Dawid Woch: jestem gotowy do gry w wyjściowym składzie
Za Dawidem Wochem, jednym z najzdolniejszych i najbardziej utytułowanych siatkarzy młodego pokolenia, pierwszy sezon w PlusLidze. – Oceniam go na duży plus, choć mam nadzieję, że kolejny będzie jeszcze lepszy – podkreślił zawodnik.

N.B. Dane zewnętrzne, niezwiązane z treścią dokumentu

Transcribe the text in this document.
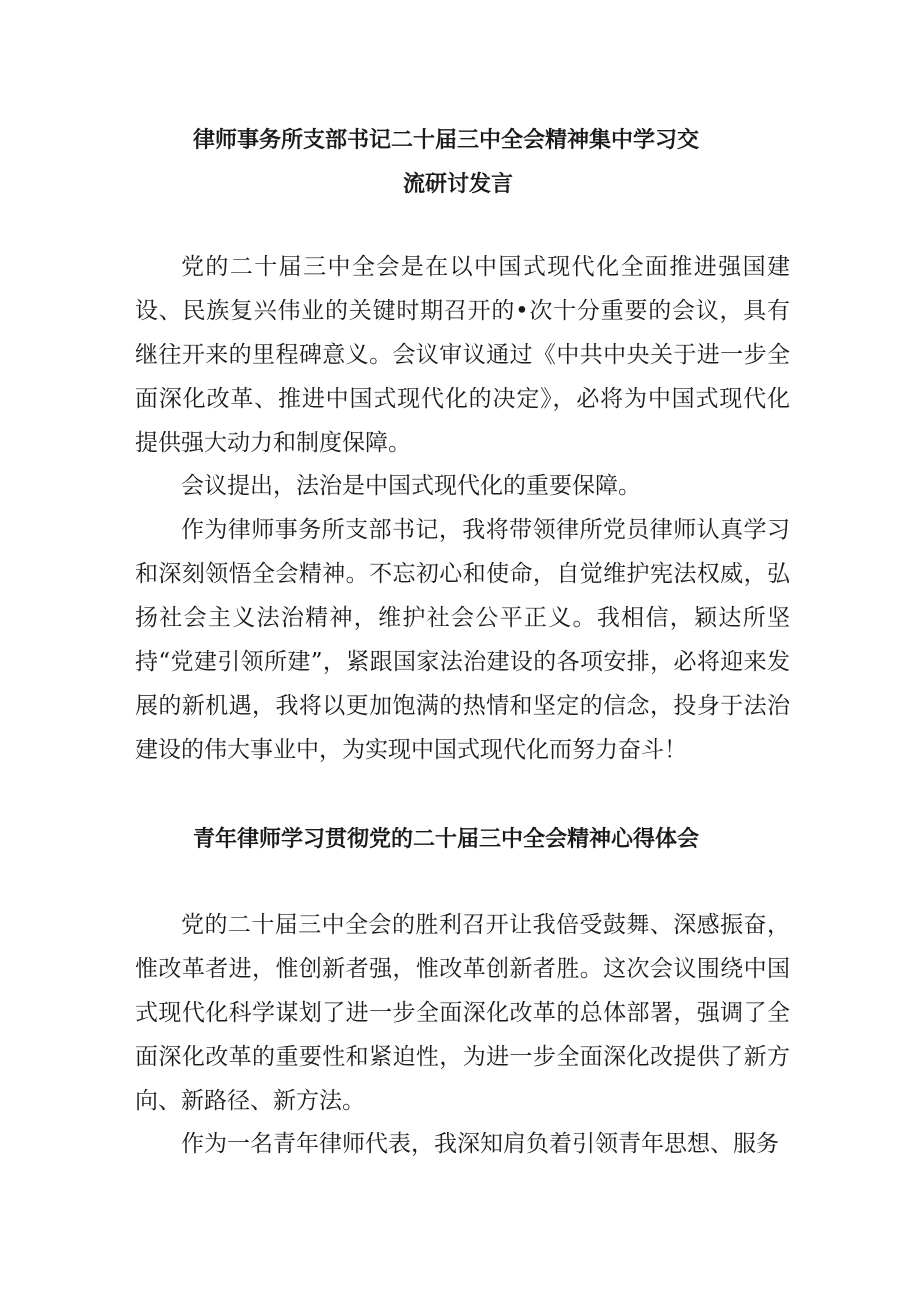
律师事务所支部书记二十届三中全会精神集中学习交
流研讨发言

党的二十届三中全会是在以中国式现代化全面推进强国建设、民族复兴伟业的关键时期召开的•次十分重要的会议，具有继往开来的里程碑意义。会议审议通过《中共中央关于进一步全面深化改革、推进中国式现代化的决定》，必将为中国式现代化提供强大动力和制度保障。

会议提出，法治是中国式现代化的重要保障。

作为律师事务所支部书记，我将带领律所党员律师认真学习和深刻领悟全会精神。不忘初心和使命，自觉维护宪法权威，弘扬社会主义法治精神，维护社会公平正义。我相信，颖达所坚持“党建引领所建”，紧跟国家法治建设的各项安排，必将迎来发展的新机遇，我将以更加饱满的热情和坚定的信念，投身于法治建设的伟大事业中，为实现中国式现代化而努力奋斗！

青年律师学习贯彻党的二十届三中全会精神心得体会

党的二十届三中全会的胜利召开让我倍受鼓舞、深感振奋，惟改革者进，惟创新者强，惟改革创新者胜。这次会议围绕中国式现代化科学谋划了进一步全面深化改革的总体部署，强调了全面深化改革的重要性和紧迫性，为进一步全面深化改提供了新方向、新路径、新方法。

作为一名青年律师代表，我深知肩负着引领青年思想、服务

Ubiegłoroczne rozgrywki były dla Dawida Wocha wielką próbą charakteru, gdyż częściej niż na boisku, przebywał w kwadracie dla rezerwowych, skąd śledził poczynania swoich starszych i bardziej doświadczonych kolegów. Obserwacja w połączeniu z solidnymi treningami zaprocentowała znakomicie w ostatnim meczu z Espadonem Szczecin, w którym to niespełna 20-letni siatkarz pojawił się na parkiecie w trzecim secie, a tuż po nim otrzymał statuetkę MVP. – Nauczyłem się nie tylko cierpliwości, ale i konsekwentnego dążenia do celu. Wprawdzie sporo czasu musiałem czekać na swoją szansę, jednak wiedziałem, że ciężka praca na treningach w końcu przyniesie efekty. Dzięki temu wzmocniłem także psychikę, bez której w seniorskiej siatkówce nie osiągnie się żadnego sukcesu – tłumaczył środkowy.
Teraz środkowy skupia się wyłącznie na majowych (19-21) eliminacjach do mistrzostw świata juniorów w Berlinie. Wprawdzie ostateczny kształt biało-czerwonej kadry na turniej kwalifikacyjny zostanie ogłoszony na początku przyszłego tygodnia, ale mało prawdopodobne jest, aby Dawida Wocha zabrakło w stolicy Niemiec. – Na pewno do każdego meczu będziemy musieli podejść z maksymalnym zaangażowaniem, aby osiągnąć kwalifikację na mistrzostwa świata. Przypomnę, iż awans wywalczy tylko zwycięzca grupy, w której zagramy z Belgią, Łotwą i Niemcami. Myślę, że będą to bardzo wymagający rywale – przyznał rozmówca.
W Niemczech nasza reprezentacja będzie oparta głównie na graczach, mających w swoim CV m.in. złote medale mistrzostw świata kadetów, mistrzostw Europy kadetów i juniorów oraz wicemistrzostwo zaplecza PlusLigi. – Cały czas pracujemy nad zgraniem, aby było takie, jak np. za czasów gry w Spale. Trener Sebastian Pawlik pomaga nam przypomnieć sobie wszystkie schematy gry, praktykowane przez nas w przeszłości – zakończył Dawid Woch.